# New to fly fishing, clear fork, brown trout



## pbrouse (Jun 18, 2013)

I am a avid fisherman, I normally just bait cast. I catch plenty of trout. But I'm moving to fly fishing for a challenge, I was looking for tips, on fly fishing in general, what flys to use, where to fish on the clear fork, just any information for newbies !


----------



## BassAddict83 (Sep 21, 2010)

I've only ever fly fished for warm water species so I know absolutely nothing about trout fishing but as far as fly fishing in general goes my best advice for you is when you are casting remember this...

Power is nothing. Timing is everything.


----------



## fishinnick (Feb 19, 2011)

As for tips, just skim/search through some of the threads on here. There's a good handful of newbie ones. For trout if you're using nymphs or dries presentation is everything. When using nymphs you have to keep your fly along the bottom and have it flowing naturally with the current. When using dries again make sure it's flowing naturally with the current and you're not creating "drag" as in the fly isn't going faster or slower than the water. Streamers you don't have to worry about having a perfect drift or anything, as it immitates a baitfish/crayfish/etc. You can strip it, or I like to nymph fish with streamers and give it a twitch once in a while. 

And as BassAddict said, timing is more important than power when casting. Hard to see if your doing it right without actually watching you fish, but watching videos, reading books, etc. will help you. Heck, if your fly gets from point A to point B and you're able to have a good drift it's a good cast imo. You'll get better with experience and practice.

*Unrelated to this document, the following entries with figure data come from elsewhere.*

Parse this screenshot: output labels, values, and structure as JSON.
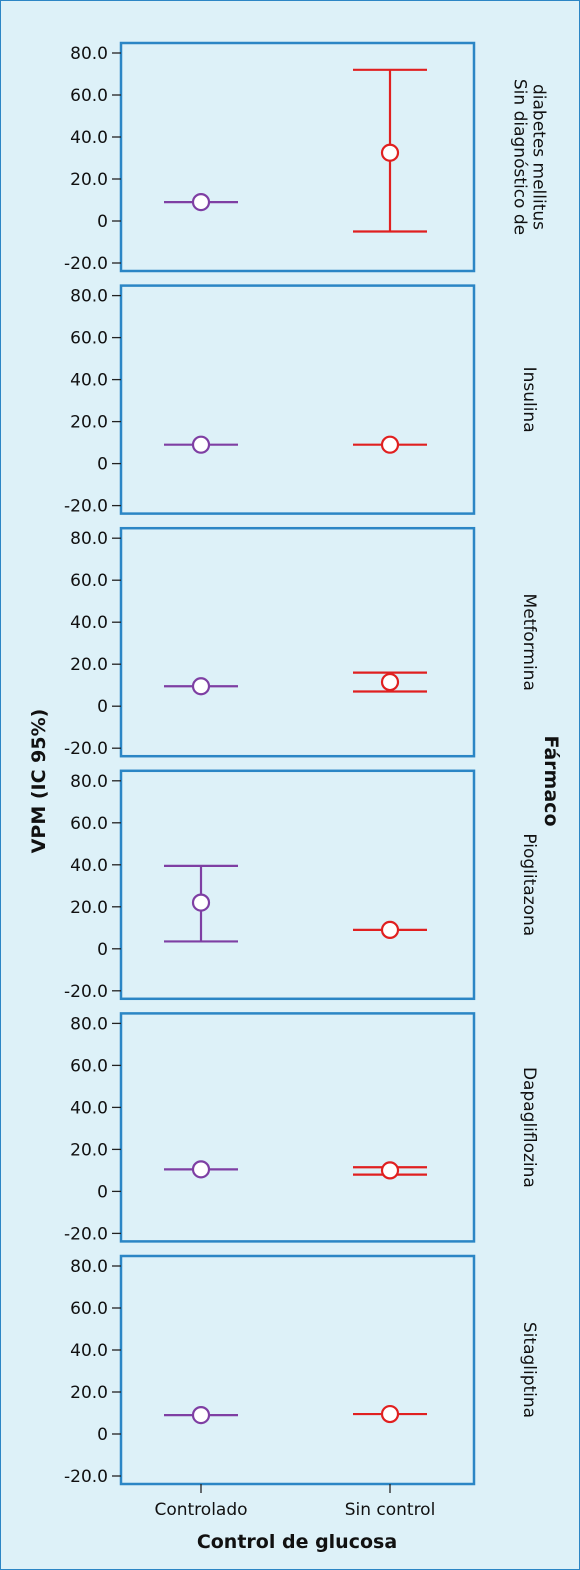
{
  "chart_data": {
    "type": "errorbar",
    "xlabel": "Control de glucosa",
    "ylabel": "VPM (IC 95%)",
    "facet_title": "Fármaco",
    "categories": [
      "Controlado",
      "Sin control"
    ],
    "ylim": [
      -20,
      80
    ],
    "yticks": [
      "80.0",
      "60.0",
      "40.0",
      "20.0",
      "0",
      "-20.0"
    ],
    "colors": {
      "Controlado": "#7e3fa3",
      "Sin control": "#e02020",
      "panel_border": "#2b86c5",
      "background": "#ddf1f8"
    },
    "panels": [
      {
        "facet": "Sin diagnóstico de diabetes mellitus",
        "facet_lines": [
          "Sin diagnóstico de",
          "diabetes mellitus"
        ],
        "points": [
          {
            "category": "Controlado",
            "mean": 9.0,
            "lower": 9.0,
            "upper": 9.0
          },
          {
            "category": "Sin control",
            "mean": 32.5,
            "lower": -5.0,
            "upper": 72.0
          }
        ]
      },
      {
        "facet": "Insulina",
        "facet_lines": [
          "Insulina"
        ],
        "points": [
          {
            "category": "Controlado",
            "mean": 9.0,
            "lower": 9.0,
            "upper": 9.0
          },
          {
            "category": "Sin control",
            "mean": 9.0,
            "lower": 9.0,
            "upper": 9.0
          }
        ]
      },
      {
        "facet": "Metformina",
        "facet_lines": [
          "Metformina"
        ],
        "points": [
          {
            "category": "Controlado",
            "mean": 9.5,
            "lower": 9.5,
            "upper": 9.5
          },
          {
            "category": "Sin control",
            "mean": 11.5,
            "lower": 7.0,
            "upper": 16.0
          }
        ]
      },
      {
        "facet": "Pioglitazona",
        "facet_lines": [
          "Pioglitazona"
        ],
        "points": [
          {
            "category": "Controlado",
            "mean": 22.0,
            "lower": 3.5,
            "upper": 39.5
          },
          {
            "category": "Sin control",
            "mean": 9.0,
            "lower": 9.0,
            "upper": 9.0
          }
        ]
      },
      {
        "facet": "Dapagliflozina",
        "facet_lines": [
          "Dapagliflozina"
        ],
        "points": [
          {
            "category": "Controlado",
            "mean": 10.5,
            "lower": 10.5,
            "upper": 10.5
          },
          {
            "category": "Sin control",
            "mean": 10.0,
            "lower": 8.0,
            "upper": 11.5
          }
        ]
      },
      {
        "facet": "Sitagliptina",
        "facet_lines": [
          "Sitagliptina"
        ],
        "points": [
          {
            "category": "Controlado",
            "mean": 9.0,
            "lower": 9.0,
            "upper": 9.0
          },
          {
            "category": "Sin control",
            "mean": 9.5,
            "lower": 9.5,
            "upper": 9.5
          }
        ]
      }
    ]
  }
}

In regards to the Clear Fork, when I fished it the other day I fished it in between Stoffer and Cutnaw roads and since the water was up and muddy I used dark colored streamers. Wanted to fish it down in the park but it was too high down there. Wish I could help more but I have only fished it a couple times.

If you have any questions feel free to ask and we'll try to help you out. And welcome to the addiction! Beware, it can ruin your life if you let it lol.


----------



## mepps_fisher (May 6, 2009)

There are trout in clearfork? That is awesome. Did not know that


Posted using Outdoor Hub Campfire


----------



## fishinnick (Feb 19, 2011)

Yeah, it's one of like 5 or so streams in Ohio that are stocked with trout. Not counting the clubs and the Erie steelhead rivers, and the brookie streams.


----------



## ejsell (May 3, 2012)

Mad River outfitters usually has a recently updated river report on their web page with good advice on what they are hitting.


----------



## pbrouse (Jun 18, 2013)

I'm going this weekend.. I have wolly buggers , and Im going to try streaming is that useful at this time of year? I have a black pattern ... Any tips on that... How do I present the fly ?


----------



## HipWader (Jun 25, 2013)

The only flies I use when I fish the Clear Fork River which is part of the Mohican River which runs through the Mohican State Park is Wolly Buggers, Zonkers, and Zonker Bonkers....I usually catch a mixed bag of fish including Carps, Walleye, Brown Trout, Bass and Crappies...and a few of the Bigger Gills and Rock Bass...I use Wooly Buggers tied on a #6 2x long hook and use all olive or black....Zonkers I use a all white pattern with a silver mylar cord for the body...and Black with Gold mylar cord for the body....The Zonker Bonker I use White dumbell eyes with black pupils, white crystal chenille for the body and white rabbit zonker strips.....


----------